Thursday, October 21, 2021

The Impossible Move

Rob Griffiths:

  1. Create a screen full of apps and folders, such that there’s no remaining space.
  2. Position a folder in the rightmost lower corner of the screen.
  3. Attempt to drag an app from another screen into that folder.

[…]

The only solution I’ve found that works for all cases is this one:

  1. Move the target folder to another location on the screen.
  2. Move the target app into the target folder.
  3. Move the target folder back to its original location.

To reiterate my earlier tweet…please, Apple, provide an official solution for home screen management using a Mac.

Previously:

Update (2021-10-25): Jesse Squires:

This bug also happens on macOS “Launchpad”

5 Comments RSS · Twitter


Kevin Schumacher

I do miss using iTunes for this.


Kevin Schumacher

Sorry for the double comment. But this reminds me of an odd behavior I noticed recently. I delete one of Apple's first-party apps from my device frequently and then download it again (for reasons I don't wish to list here). My first home screen has two app icons, then six folders, then a medium widget that takes up the rest of the screen.

Every time I've redownloaded the first-party app since upgrading to iOS 15, the system has placed it as the second icon on the first home screen, pushing the other icon and the folders over by one so then the last folder lands on the next screen. Which is also full, so then it pushes the last icon on that screen to the next one, and so forth.

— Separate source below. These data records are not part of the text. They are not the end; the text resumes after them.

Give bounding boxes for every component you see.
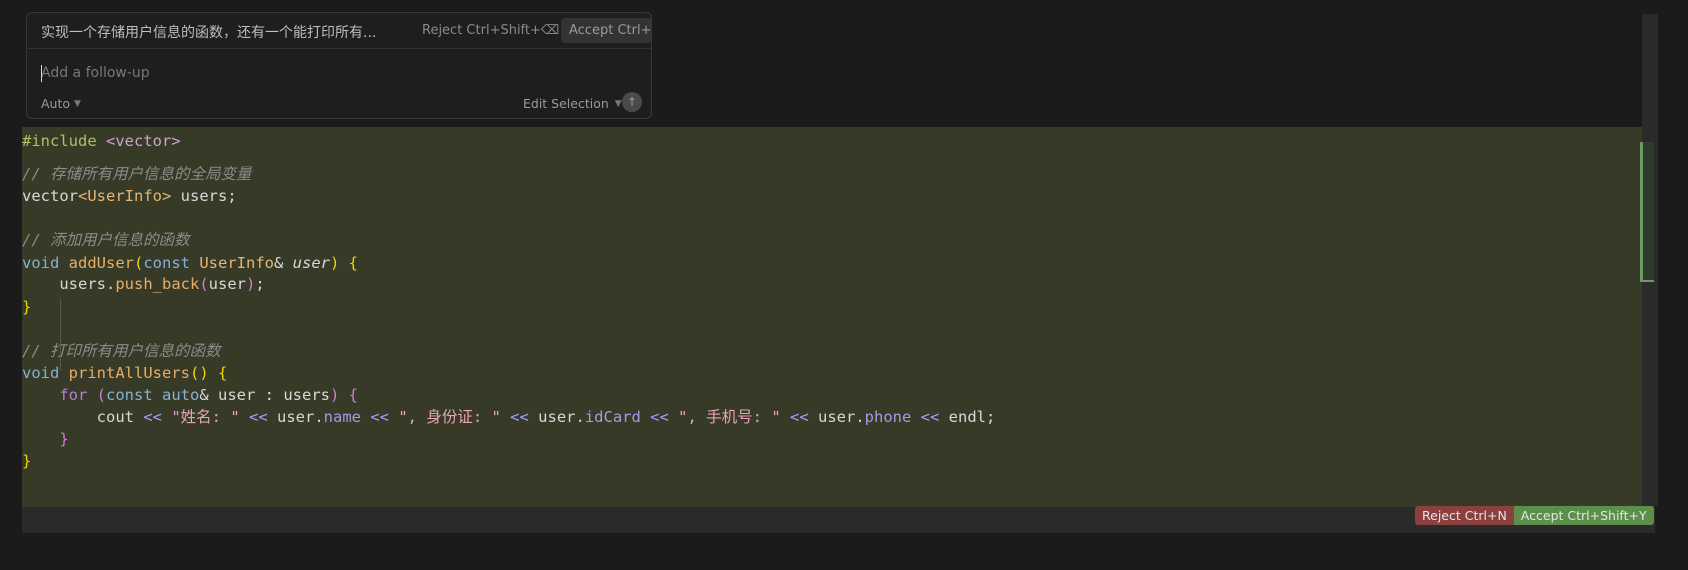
code-line-close-print: }: [22, 452, 32, 470]
inline-chat-panel: 实现一个存储用户信息的函数，还有一个能打印所有... Reject Ctrl+S…: [26, 12, 652, 119]
chevron-down-icon: ▼: [74, 98, 81, 109]
edit-scope-value: Edit Selection: [523, 96, 609, 111]
accept-button[interactable]: Accept Ctrl+⏎: [561, 18, 651, 43]
code-line-for-loop: for (const auto& user : users) {: [59, 386, 359, 404]
scrollbar-track-lower[interactable]: [1642, 340, 1658, 506]
code-line-comment-storage: // 存储所有用户信息的全局变量: [22, 165, 252, 183]
code-line-close-for: }: [22, 430, 69, 448]
reject-button[interactable]: Reject Ctrl+Shift+⌫: [422, 23, 559, 38]
code-line-push-back: users.push_back(user);: [22, 275, 265, 293]
mode-selector[interactable]: Auto ▼: [41, 96, 81, 111]
code-line-users-vector: vector<UserInfo> users;: [22, 187, 237, 205]
code-line-cout: cout << "姓名: " << user.name << ", 身份证: "…: [22, 408, 996, 426]
code-line-print-signature: void printAllUsers() {: [22, 364, 228, 382]
text-caret: [41, 65, 42, 82]
prompt-text: 实现一个存储用户信息的函数，还有一个能打印所有...: [41, 25, 377, 41]
chevron-down-icon: ▼: [614, 98, 622, 109]
suggested-code-block[interactable]: #include <vector> // 存储所有用户信息的全局变量 vecto…: [22, 127, 1655, 507]
prompt-row: 实现一个存储用户信息的函数，还有一个能打印所有... Reject Ctrl+S…: [27, 13, 651, 49]
diff-footer-strip: [22, 507, 1655, 533]
send-button[interactable]: ↑: [622, 92, 642, 112]
diff-action-bar: Reject Ctrl+N Accept Ctrl+Shift+Y: [1415, 506, 1654, 525]
code-line-comment-add: // 添加用户信息的函数: [22, 231, 190, 249]
edit-scope-selector[interactable]: Edit Selection ▼: [523, 96, 622, 111]
followup-input[interactable]: [39, 61, 439, 85]
scrollbar-thumb[interactable]: [1640, 142, 1654, 282]
code-line-1: #include <vector>: [22, 132, 181, 150]
editor-gutter: [0, 0, 22, 570]
code-line-close-add: }: [22, 298, 32, 316]
code-line-comment-print: // 打印所有用户信息的函数: [22, 342, 221, 360]
reject-diff-button[interactable]: Reject Ctrl+N: [1415, 506, 1514, 525]
accept-diff-button[interactable]: Accept Ctrl+Shift+Y: [1513, 506, 1654, 525]
mode-value: Auto: [41, 96, 71, 111]
arrow-up-icon: ↑: [626, 95, 638, 109]
indent-guide: [60, 299, 61, 371]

I've never seen it put any app on the first screen before, even back when I used to have room there. It's extra bizarre that it chooses the second slot, not the first. And it only does it with this first-party app, not anything else I download. (Granted I haven't tried with any other first-party apps.)

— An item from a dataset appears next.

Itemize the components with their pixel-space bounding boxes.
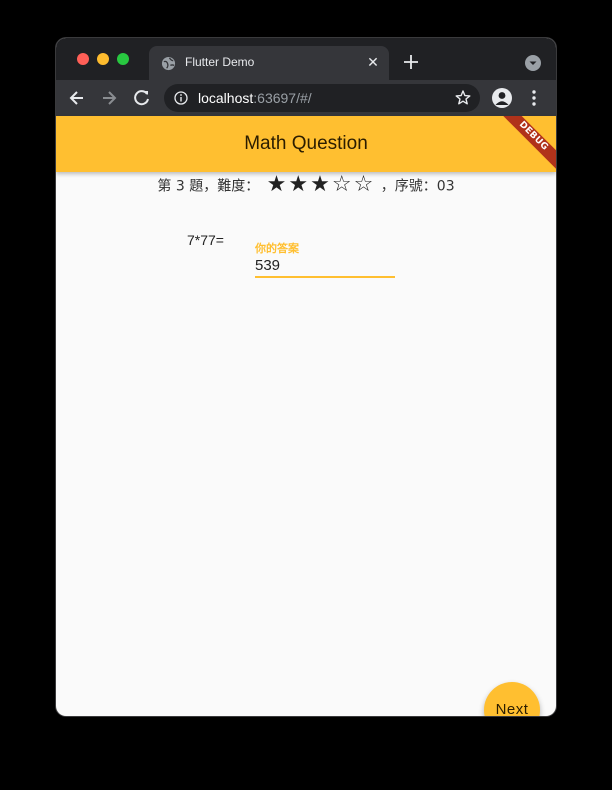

A Mac app would be nice but I’d rather see Apple fix Springboard. It should be as easy to arrange icons on my iPhone as it is to arrange icons on an Android phone.


@Kevin Schumacher

Related observation. If you delete Music.app and then download it again from the App Store, the Music icon will be placed straight into the dock. If your dock is already full, one of the other icons will be kicked out.

Would love to know how this decision was justified by Apple's management.


This move isn’t impossible. Drag the app over the edge of the dock. The folder reappears. Now tap the folder to open it. Voilà.